Meditation: I know how much more intricate and far-reaching than men used to assume is the order with which I am in relationship. Every chemical element has its unvarying properties, every molecule its regulated energy. And this order, whose domain reaches from the invisible electron to the most distant star, touches me, too and makes possible the stability and continuity of my being. The forcve which holds the planets in their courses enables my heart and brain to function, and offers my will its opportunity to act. Let me then not resent what is fixed and unchanging and sometimes limiting in my experience, but find here the materials and tools with which I am to work. And, like every good workman, let me appreciate the materials and tools, and rejoice in the work.
Third Saturday: Behold the sower went forth to sow. First the blade, then the ear, then the full grain in the ear.--Gospel of Mark
Prayer: Mighty Spirit, teach me to rejoice in all experiences of growth; in the seed which draws its nourishment from soil and air and becomes the graceful flower or towering tree; in the fledgling which learns to soar and sing; in the cell which develops into the mystery of flesh and brain; in the sowing which increases into the harvest. Above all, I thank Thee for the outreaching power of the human soul: for the child's endowment of curiosity, the inquiring urgency of youth, the older person's hunger to understand and to be understood.

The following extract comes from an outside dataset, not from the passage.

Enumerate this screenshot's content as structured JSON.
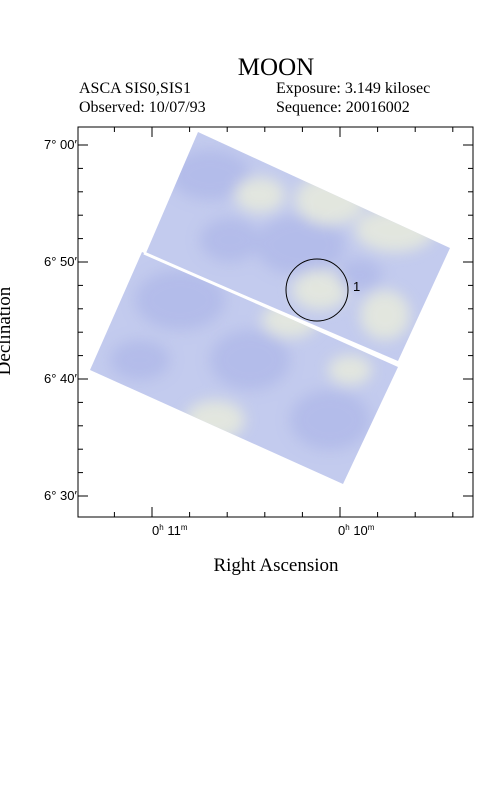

Help me, in all times and places, to be an encourager of the spirit's fuller realization. So shall I, too, enter even this day into a larger righteousness and a new joy. Amen.
Third Sunday: O Life that maketh all things new--the blooming earth, the thoughts of men!--Samuel Longfellow
Meditation: Let me understand that vast as is the universe in times of space, it is equally ample in its possibilities of good. The distances which the astronomers mesure in light years--these are symbols of the openness of the future. And what I love and choose this day; this is my offering to God of what I am making of my life--the materials from which, in turn, I ask Him to build that better life and world which I need, and for which He, too, is seeking.